= SafeClear Program =

Traffic program

The SafeClear Program is a traffic program in the city of Houston, Texas, United States. The program requires that vehicles which are stalled due to any reason (engine troubles, out of gas, etc.) on Houston freeways be immediately towed. The purpose of the program is to reduce traffic congestion and to make freeways safer by making freeways clearer. The reasoning is that many freeway accidents are the result of disabled vehicles.

==History==
The program was initially created in 2005 by Houston Mayor Bill White. SafeClear initially required that the driver of the stalled vehicle pay to have it towed off the freeway, but at a lower rate than typically charged by towing companies. The rate was set by the city of Houston. The program was created to relieve the severe backups on Houston's freeways during the morning and evening rush hours and to make the freeways safer.

===Initial controversy===
The program encountered great controversy when it was first implemented for several reasons. Tow truck drivers claimed that the program hurt their business, leading nine wrecker companies to file lawsuits against the city. Mayor White testified in court in the case. The tow truck drivers claimed the program violated federal law. In addition the SafeClear Program has been blamed for causing the deaths of people while trying to get their cars off the freeway without having to pay fees to the tow truck drivers. State lawmakers were also opposed to the program. State Senator and fellow Democrat John Whitmire marshaled 30 out of 31 Texas State Senators' votes to make the SafeClear program illegal. They demanded and later received improvements to the program.

===Program reform===
Mayor White responded to the controversy and criticism by changing the rules of the program and the towing laws, including free towing for limited distances (one mile) funded by the city. Distances after the initial mile could then be set by the towing company. Improvements also included strict licensing of SafeClear wreckers including criminal background checks and requiring revenue generated from the program to enter a mobility fund instead of general city coffers. White also rode with a wrecker and conducted several studies of the program's effectiveness.

With a budget shortfall, Mayor Annise Parker changed the structure in 2011 in which a modest fee charged to the vehicle owner of $50.00 for a tow and $30.00 for roadside assistance.
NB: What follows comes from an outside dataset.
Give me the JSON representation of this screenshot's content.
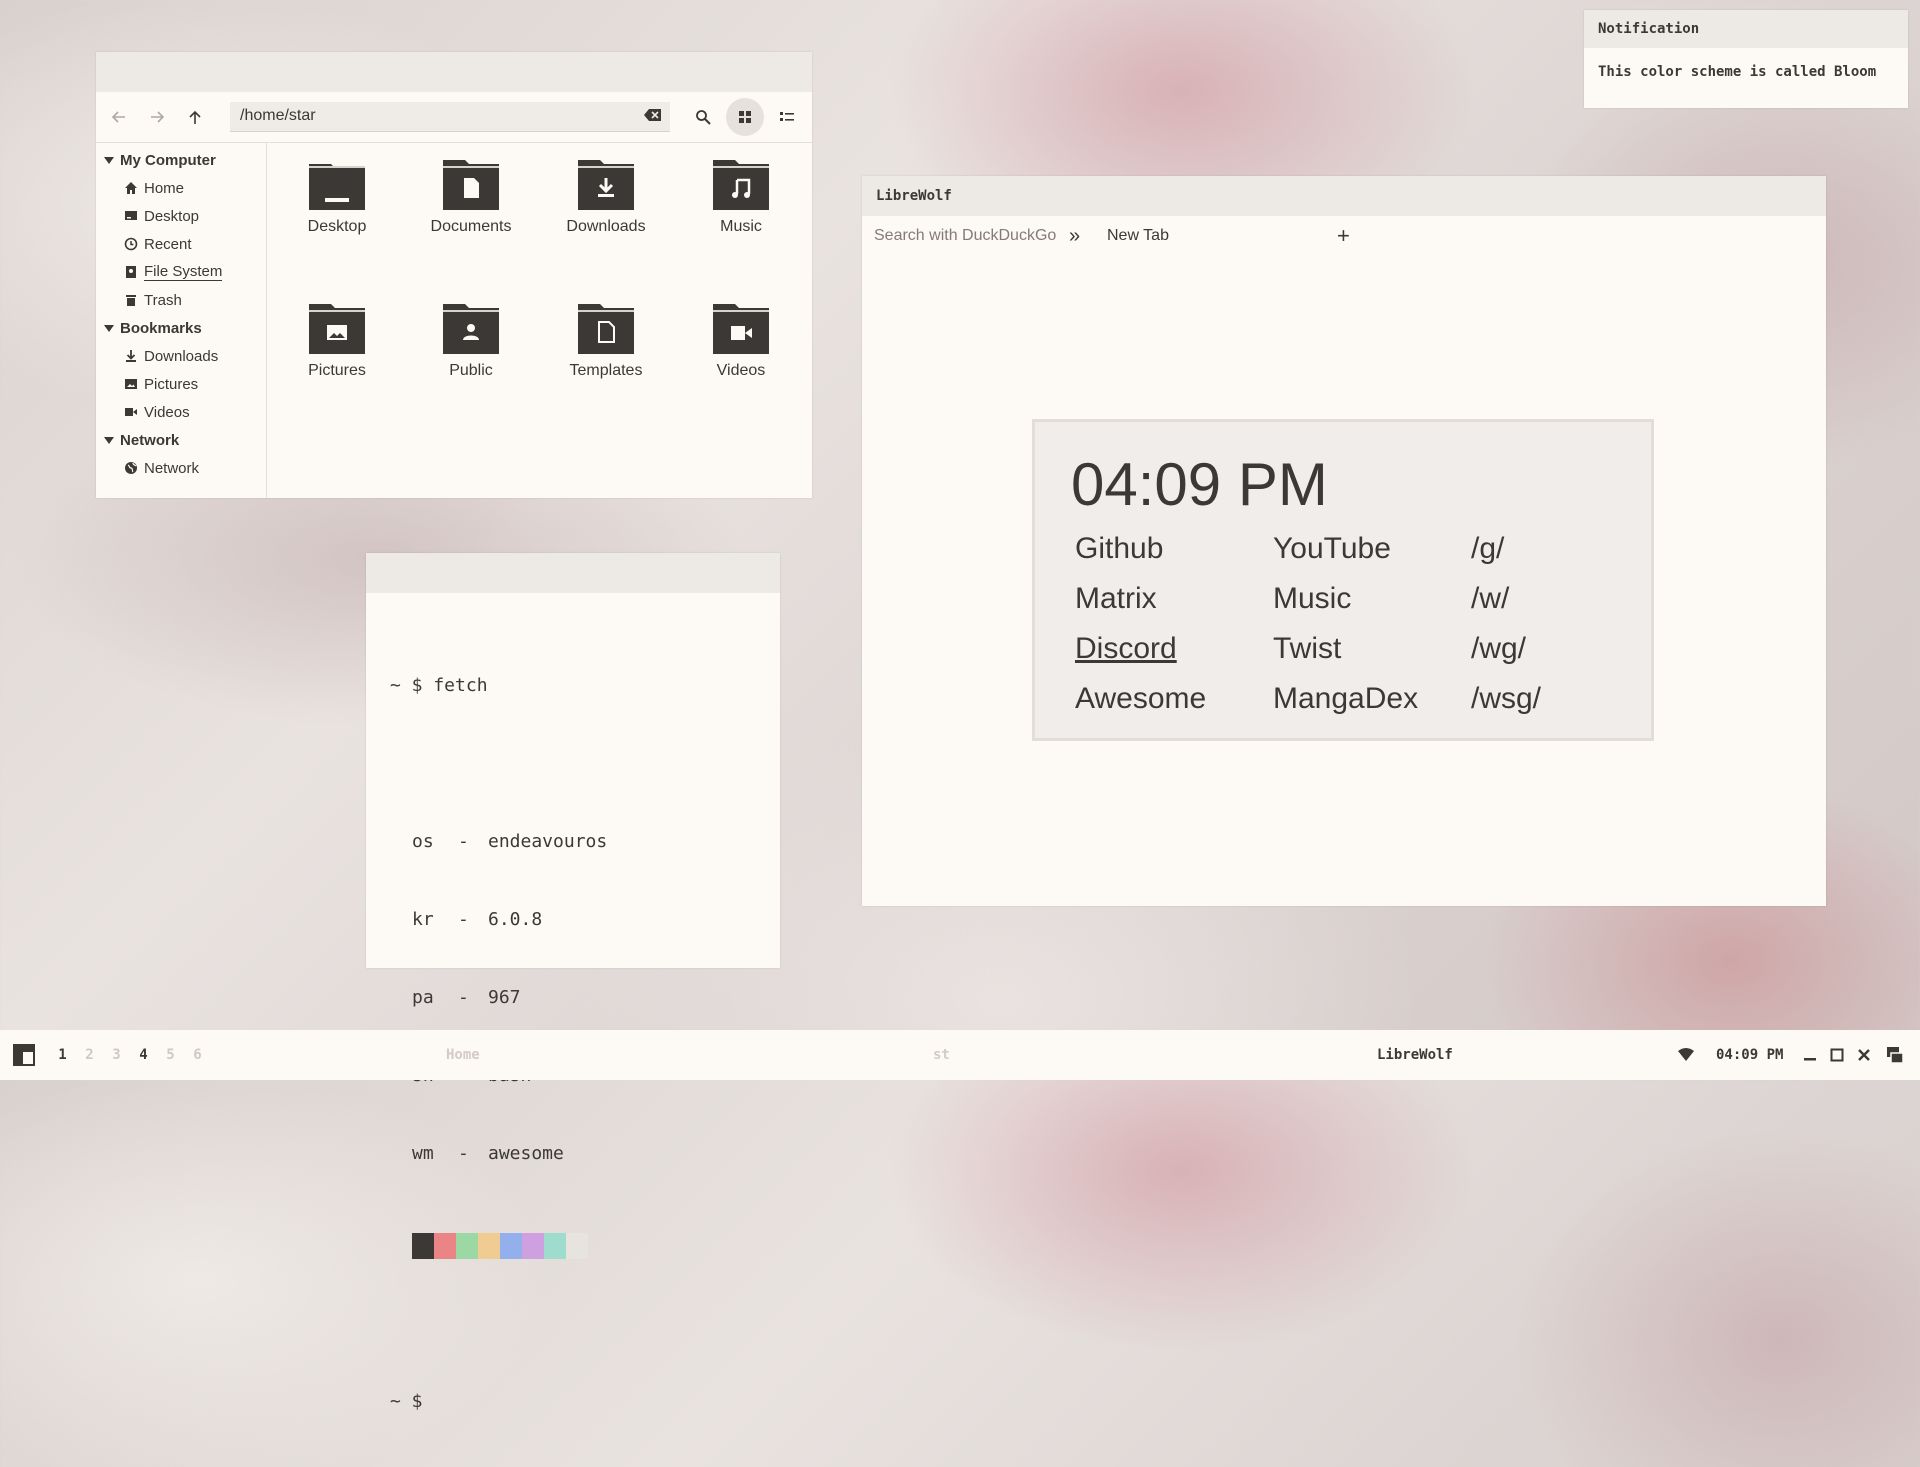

For those that are unable to pay at the point of service, storage fees will be applied after the first 48 hours in addition to the $50 towing charge.

===Results of the program===
While the program has received stiff opposition, some studies have found that the program has helped. A study, conducted by Rice University and Texas A&M University one year after the program's implementation, found that the number of freeway crashes decreased by 10.4%, decreasing by nearly 2,000 crashes. According to these results, drivers in Houston saved approximately $35 million by the implementation of the program. However Suzanne Poole, president of the Houston Professional Towing Association, says those numbers are misleading saying "The price increase in gas and a lot of people are carpooling or using mass transit which those figures are reflected in how many people are using the buses. But also the wrecker drivers with the SafeClear program no longer call out officers to minor accidents, they simply give them the blue forms to send to the state. If they don't send those forms in, those accidents aren't reported. So the actual figures are inaccurate." However, Suzanne Poole's claims are not backed by substantial evidence. A study by the city found that freeway crashes decreased by over 20%, over 1,000 crashes, during the first two years it was implemented.

In regards to traffic congestion, a study by KHOU-TV found that average drive times increased at 86% of freeways into Houston six months after the program was implemented compared to before the program. However, some claim that more cars were on the roads during these six months and that construction on the freeways, particularly on U.S. Route 59, caused drive times to increase.